Aposta no caos
(( Wilson Cid hoje no
”Jornal do Brasil” ))
Numa
hora de tantas inseguranças, confiscado ao brasileiro o direito de
imaginar o que está por acontecer logo ali; ou o que pode
surpreender, tanto nos rumos da política como nas relações entre
os poderes ou na batalha contra o vírus, vem à lembrança a dúvida
de um velho coronel dos redutos da Mata mineira nos dias de vida e
morte entre PSD e UDN dos anos 50. Dizia ele: ninguém sabe de nada,
e quem disser que sabe está mal informado. Importado para os nossos
dias, aquele sentimento de incerteza parece ganhar sinistra
atualidade. Ninguém sabe, com certeza, o que aguardam as
instituições num perigoso conflito de antigas divergências que
agora descambaram para ofensas pessoais.
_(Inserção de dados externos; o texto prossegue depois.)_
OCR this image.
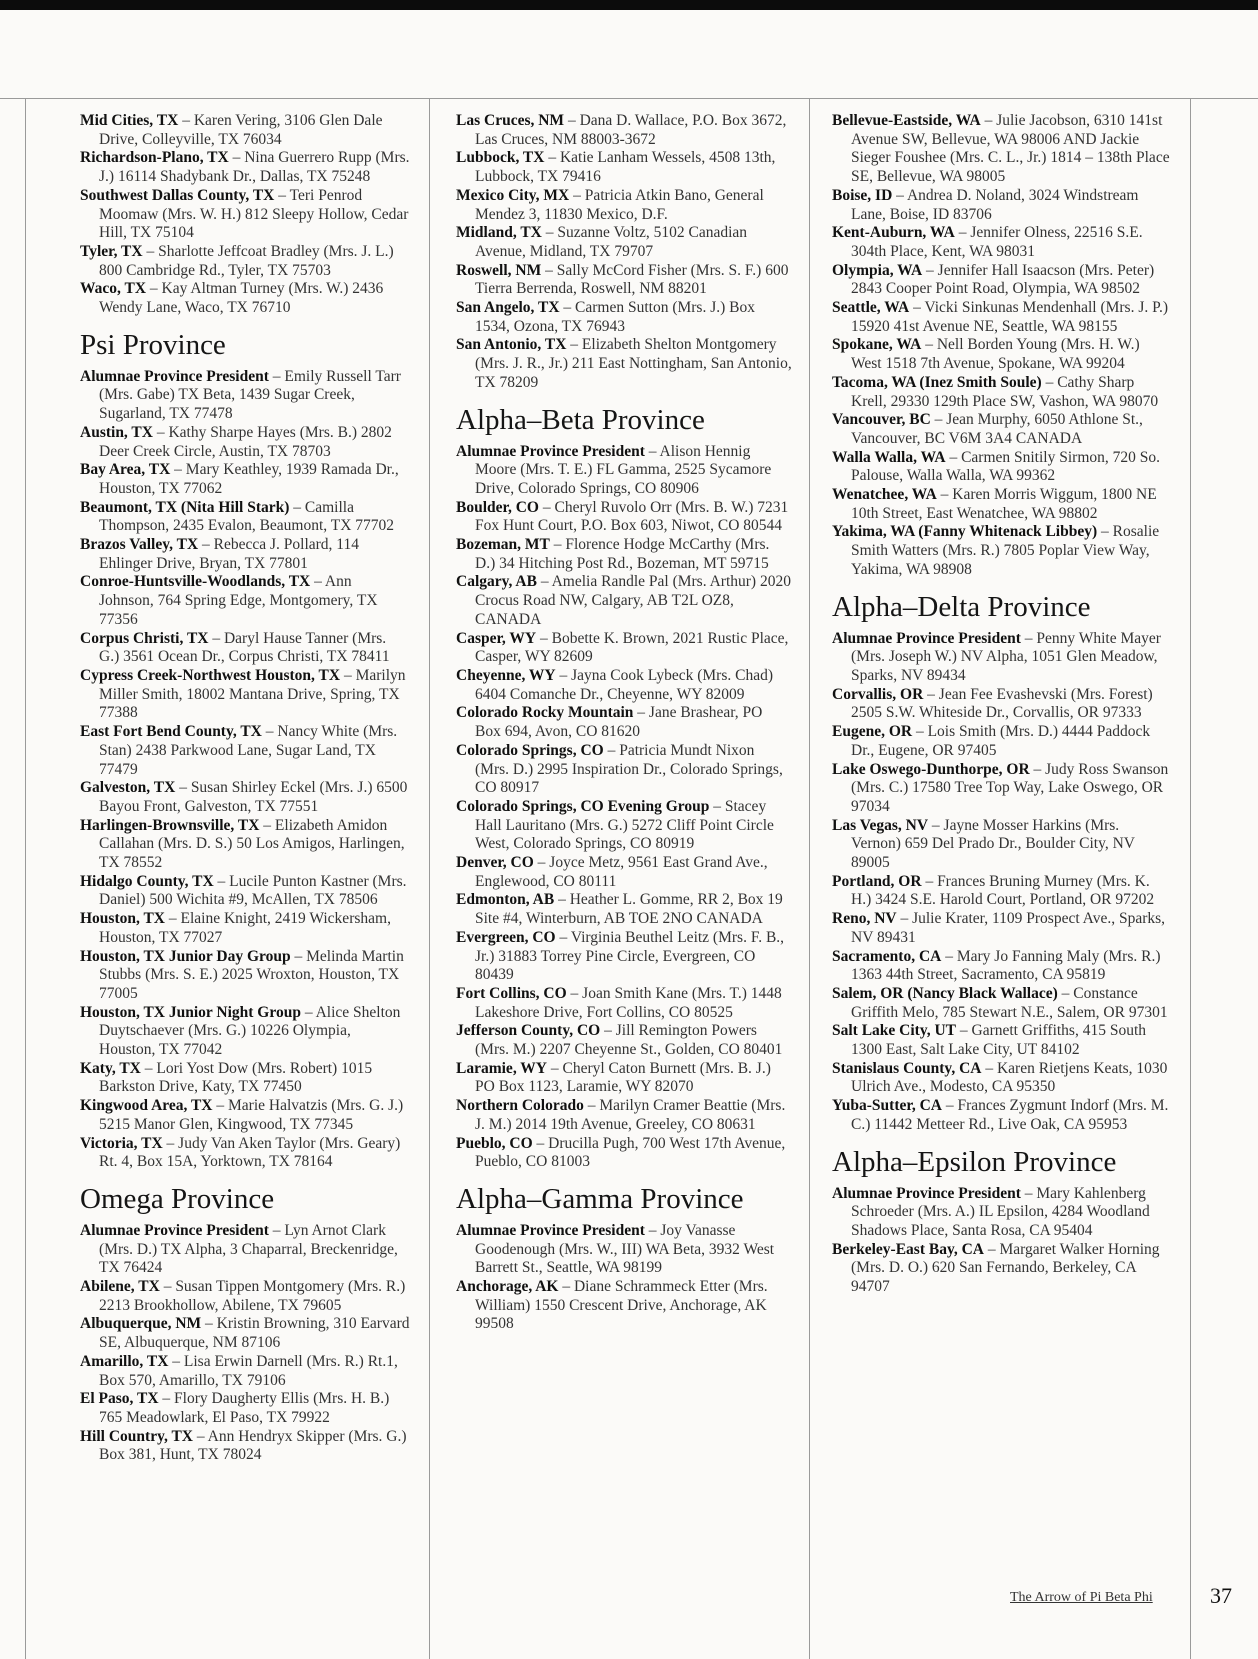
Mid Cities, TX – Karen Vering, 3106 Glen Dale Drive, Colleyville, TX 76034
Richardson-Plano, TX – Nina Guerrero Rupp (Mrs. J.) 16114 Shadybank Dr., Dallas, TX 75248
Southwest Dallas County, TX – Teri Penrod Moomaw (Mrs. W. H.) 812 Sleepy Hollow, Cedar Hill, TX 75104
Tyler, TX – Sharlotte Jeffcoat Bradley (Mrs. J. L.) 800 Cambridge Rd., Tyler, TX 75703
Waco, TX – Kay Altman Turney (Mrs. W.) 2436 Wendy Lane, Waco, TX 76710
Psi Province
Alumnae Province President – Emily Russell Tarr (Mrs. Gabe) TX Beta, 1439 Sugar Creek, Sugarland, TX 77478
Austin, TX – Kathy Sharpe Hayes (Mrs. B.) 2802 Deer Creek Circle, Austin, TX 78703
Bay Area, TX – Mary Keathley, 1939 Ramada Dr., Houston, TX 77062
Beaumont, TX (Nita Hill Stark) – Camilla Thompson, 2435 Evalon, Beaumont, TX 77702
Brazos Valley, TX – Rebecca J. Pollard, 114 Ehlinger Drive, Bryan, TX 77801
Conroe-Huntsville-Woodlands, TX – Ann Johnson, 764 Spring Edge, Montgomery, TX 77356
Corpus Christi, TX – Daryl Hause Tanner (Mrs. G.) 3561 Ocean Dr., Corpus Christi, TX 78411
Cypress Creek-Northwest Houston, TX – Marilyn Miller Smith, 18002 Mantana Drive, Spring, TX 77388
East Fort Bend County, TX – Nancy White (Mrs. Stan) 2438 Parkwood Lane, Sugar Land, TX 77479
Galveston, TX – Susan Shirley Eckel (Mrs. J.) 6500 Bayou Front, Galveston, TX 77551
Harlingen-Brownsville, TX – Elizabeth Amidon Callahan (Mrs. D. S.) 50 Los Amigos, Harlingen, TX 78552
Hidalgo County, TX – Lucile Punton Kastner (Mrs. Daniel) 500 Wichita #9, McAllen, TX 78506
Houston, TX – Elaine Knight, 2419 Wickersham, Houston, TX 77027
Houston, TX Junior Day Group – Melinda Martin Stubbs (Mrs. S. E.) 2025 Wroxton, Houston, TX 77005
Houston, TX Junior Night Group – Alice Shelton Duytschaever (Mrs. G.) 10226 Olympia, Houston, TX 77042
Katy, TX – Lori Yost Dow (Mrs. Robert) 1015 Barkston Drive, Katy, TX 77450
Kingwood Area, TX – Marie Halvatzis (Mrs. G. J.) 5215 Manor Glen, Kingwood, TX 77345
Victoria, TX – Judy Van Aken Taylor (Mrs. Geary) Rt. 4, Box 15A, Yorktown, TX 78164
Omega Province
Alumnae Province President – Lyn Arnot Clark (Mrs. D.) TX Alpha, 3 Chaparral, Breckenridge, TX 76424
Abilene, TX – Susan Tippen Montgomery (Mrs. R.) 2213 Brookhollow, Abilene, TX 79605
Albuquerque, NM – Kristin Browning, 310 Earvard SE, Albuquerque, NM 87106
Amarillo, TX – Lisa Erwin Darnell (Mrs. R.) Rt.1, Box 570, Amarillo, TX 79106
El Paso, TX – Flory Daugherty Ellis (Mrs. H. B.) 765 Meadowlark, El Paso, TX 79922
Hill Country, TX – Ann Hendryx Skipper (Mrs. G.) Box 381, Hunt, TX 78024
Las Cruces, NM – Dana D. Wallace, P.O. Box 3672, Las Cruces, NM 88003-3672
Lubbock, TX – Katie Lanham Wessels, 4508 13th, Lubbock, TX 79416
Mexico City, MX – Patricia Atkin Bano, General Mendez 3, 11830 Mexico, D.F.
Midland, TX – Suzanne Voltz, 5102 Canadian Avenue, Midland, TX 79707
Roswell, NM – Sally McCord Fisher (Mrs. S. F.) 600 Tierra Berrenda, Roswell, NM 88201
San Angelo, TX – Carmen Sutton (Mrs. J.) Box 1534, Ozona, TX 76943
San Antonio, TX – Elizabeth Shelton Montgomery (Mrs. J. R., Jr.) 211 East Nottingham, San Antonio, TX 78209
Alpha–Beta Province
Alumnae Province President – Alison Hennig Moore (Mrs. T. E.) FL Gamma, 2525 Sycamore Drive, Colorado Springs, CO 80906
Boulder, CO – Cheryl Ruvolo Orr (Mrs. B. W.) 7231 Fox Hunt Court, P.O. Box 603, Niwot, CO 80544
Bozeman, MT – Florence Hodge McCarthy (Mrs. D.) 34 Hitching Post Rd., Bozeman, MT 59715
Calgary, AB – Amelia Randle Pal (Mrs. Arthur) 2020 Crocus Road NW, Calgary, AB T2L OZ8, CANADA
Casper, WY – Bobette K. Brown, 2021 Rustic Place, Casper, WY 82609
Cheyenne, WY – Jayna Cook Lybeck (Mrs. Chad) 6404 Comanche Dr., Cheyenne, WY 82009
Colorado Rocky Mountain – Jane Brashear, PO Box 694, Avon, CO 81620
Colorado Springs, CO – Patricia Mundt Nixon (Mrs. D.) 2995 Inspiration Dr., Colorado Springs, CO 80917
Colorado Springs, CO Evening Group – Stacey Hall Lauritano (Mrs. G.) 5272 Cliff Point Circle West, Colorado Springs, CO 80919
Denver, CO – Joyce Metz, 9561 East Grand Ave., Englewood, CO 80111
Edmonton, AB – Heather L. Gomme, RR 2, Box 19 Site #4, Winterburn, AB TOE 2NO CANADA
Evergreen, CO – Virginia Beuthel Leitz (Mrs. F. B., Jr.) 31883 Torrey Pine Circle, Evergreen, CO 80439
Fort Collins, CO – Joan Smith Kane (Mrs. T.) 1448 Lakeshore Drive, Fort Collins, CO 80525
Jefferson County, CO – Jill Remington Powers (Mrs. M.) 2207 Cheyenne St., Golden, CO 80401
Laramie, WY – Cheryl Caton Burnett (Mrs. B. J.) PO Box 1123, Laramie, WY 82070
Northern Colorado – Marilyn Cramer Beattie (Mrs. J. M.) 2014 19th Avenue, Greeley, CO 80631
Pueblo, CO – Drucilla Pugh, 700 West 17th Avenue, Pueblo, CO 81003
Alpha–Gamma Province
Alumnae Province President – Joy Vanasse Goodenough (Mrs. W., III) WA Beta, 3932 West Barrett St., Seattle, WA 98199
Anchorage, AK – Diane Schrammeck Etter (Mrs. William) 1550 Crescent Drive, Anchorage, AK 99508
Bellevue-Eastside, WA – Julie Jacobson, 6310 141st Avenue SW, Bellevue, WA 98006 AND Jackie Sieger Foushee (Mrs. C. L., Jr.) 1814 – 138th Place SE, Bellevue, WA 98005
Boise, ID – Andrea D. Noland, 3024 Windstream Lane, Boise, ID 83706
Kent-Auburn, WA – Jennifer Olness, 22516 S.E. 304th Place, Kent, WA 98031
Olympia, WA – Jennifer Hall Isaacson (Mrs. Peter) 2843 Cooper Point Road, Olympia, WA 98502
Seattle, WA – Vicki Sinkunas Mendenhall (Mrs. J. P.) 15920 41st Avenue NE, Seattle, WA 98155
Spokane, WA – Nell Borden Young (Mrs. H. W.) West 1518 7th Avenue, Spokane, WA 99204
Tacoma, WA (Inez Smith Soule) – Cathy Sharp Krell, 29330 129th Place SW, Vashon, WA 98070
Vancouver, BC – Jean Murphy, 6050 Athlone St., Vancouver, BC V6M 3A4 CANADA
Walla Walla, WA – Carmen Snitily Sirmon, 720 So. Palouse, Walla Walla, WA 99362
Wenatchee, WA – Karen Morris Wiggum, 1800 NE 10th Street, East Wenatchee, WA 98802
Yakima, WA (Fanny Whitenack Libbey) – Rosalie Smith Watters (Mrs. R.) 7805 Poplar View Way, Yakima, WA 98908
Alpha–Delta Province
Alumnae Province President – Penny White Mayer (Mrs. Joseph W.) NV Alpha, 1051 Glen Meadow, Sparks, NV 89434
Corvallis, OR – Jean Fee Evashevski (Mrs. Forest) 2505 S.W. Whiteside Dr., Corvallis, OR 97333
Eugene, OR – Lois Smith (Mrs. D.) 4444 Paddock Dr., Eugene, OR 97405
Lake Oswego-Dunthorpe, OR – Judy Ross Swanson (Mrs. C.) 17580 Tree Top Way, Lake Oswego, OR 97034
Las Vegas, NV – Jayne Mosser Harkins (Mrs. Vernon) 659 Del Prado Dr., Boulder City, NV 89005
Portland, OR – Frances Bruning Murney (Mrs. K. H.) 3424 S.E. Harold Court, Portland, OR 97202
Reno, NV – Julie Krater, 1109 Prospect Ave., Sparks, NV 89431
Sacramento, CA – Mary Jo Fanning Maly (Mrs. R.) 1363 44th Street, Sacramento, CA 95819
Salem, OR (Nancy Black Wallace) – Constance Griffith Melo, 785 Stewart N.E., Salem, OR 97301
Salt Lake City, UT – Garnett Griffiths, 415 South 1300 East, Salt Lake City, UT 84102
Stanislaus County, CA – Karen Rietjens Keats, 1030 Ulrich Ave., Modesto, CA 95350
Yuba-Sutter, CA – Frances Zygmunt Indorf (Mrs. M. C.) 11442 Metteer Rd., Live Oak, CA 95953
Alpha–Epsilon Province
Alumnae Province President – Mary Kahlenberg Schroeder (Mrs. A.) IL Epsilon, 4284 Woodland Shadows Place, Santa Rosa, CA 95404
Berkeley-East Bay, CA – Margaret Walker Horning (Mrs. D. O.) 620 San Fernando, Berkeley, CA 94707
The Arrow of Pi Beta Phi	37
Já nem são preservados
tratamentos respeitos da liturgia que presidente, ministros,
deputados e juristas acharam por bem substituir por grosserias e
expressões de baixíssimo calão.
Nada
se altera com a promessa de que esta seria uma semana de esforços
concentrados na busca do diálogo entre os três poderes, como
proposta de se restabelecer um mínimo de convivência; porque mal
saiu o domingo e as tensões já estavam de volta, resultado de
depreciações com que o presidente volta a definir os adversários e
lideranças estaduais, ao mesmo tempo em que ele amplia a suspeita
de que o Judiciário guarda esquemas montados para perturbá-lo e
constranger familiares. Nesse clima de vigoroso conflito, a
pretendida pacificação, para a qual se empenhariam os presidentes
das casas legislativas, parece comprometida antes mesmo de nascer.
Paz
só pode ter resultados e ser alcançada em sua plenitude quando os
que digladiam depõem armas, multilateralmente, exatamente o oposto
do que se tem visto numa Brasília que acabou transformada em mil
trincheiras. Estamos diante de uma guerra declarada: o presidente
xinga, dispara e vocaliza denúncias, ministros ofendidos respondem,
tramitam inquéritos, pedem-se oitivas no palácio e o celular do
presidente vira instrumento de medição de forças. Na verdade, no
vendaval de desprestígio geral, todos estão perdendo; menos o vírus
mortal, que transita sob a tolerância dos poderes instituídos,
relegado a plano inferior. Quanto a isso, o governo porta-se como os
sábios de Bizâncio, que discutiam o sexo dos anjo enquanto o
inimigo invadia a cidade. O corona cavalga livre pelo Brasil, quando
os palácios podiam cuidar da prioridade maior. Tudo concorrendo para
que a harmonia entre os que governam pareça algo distante,
impossível de ser atingido. Com punhos cerrados, armas em riste e
sucessiva troca de retaliações a guerra continuará.
Não
é suspeitar demais nem apostar no catastrofismo admitir que os
gabinetes de Brasília, não satisfeitos com o corona devastador,
deixaram-se contaminar igualmente por outro vírus, o que propaga a
ruptura da democracia, abrindo-se portas e janelas ao advento de um
governo autoritário, sem maiores compromisso com as liberdades e com
as próprias instituições. Já não terá bastado a herança de 64,
com a diferença de que desta vez não é necessário esperar pela
chegada dos generais, porque eles já são numerosos e hóspedes do
poder; são de casa. Neste particular, se dúvida houvesse, os fatos
cuidaram de remover. Os conflitos intestinos restritos à direita
(não a esquerda, fora do painel, que vive de quarentena e
perplexidade), tornam difícil dissimular a responsabilidade desses
dirigentes com uma democracia cujas bases foram custosamente
reconstruídas há 35 anos.
Se
as exaltações prosperam entre direitistas civis e muitos militares
fardados ou não, parece estarmos assistindo ao empenho deles na
produção do caos, acirrar ânimos, criar tumultos que possam
explicar reações violentas; enfim, o arcabouço de um estado
policialesco.
É
sombrio constatar nesses dias confusos, de internáveis tensões, que
nos tomaram o direito de saber para onde caminhamos; mesma dúvida
que incomodava o velho coronel do interior de Minas. Dúvida que
agora prospera mais ainda, sobretudo porque o presidente da República
não se convence de que lhe pertence, por dever de ofício, dar o
primeiro passo rumo a uma convivência respeitosa no tripé dos
poderes; mesmo que se sinta no direito de denunciar esquemas de
perseguição à família. Porque a esta sobrepõem-se os interesses
de um país que reclama paz e ânimo para enfrentar os pesados
problemas que persistirão depois da epidemia.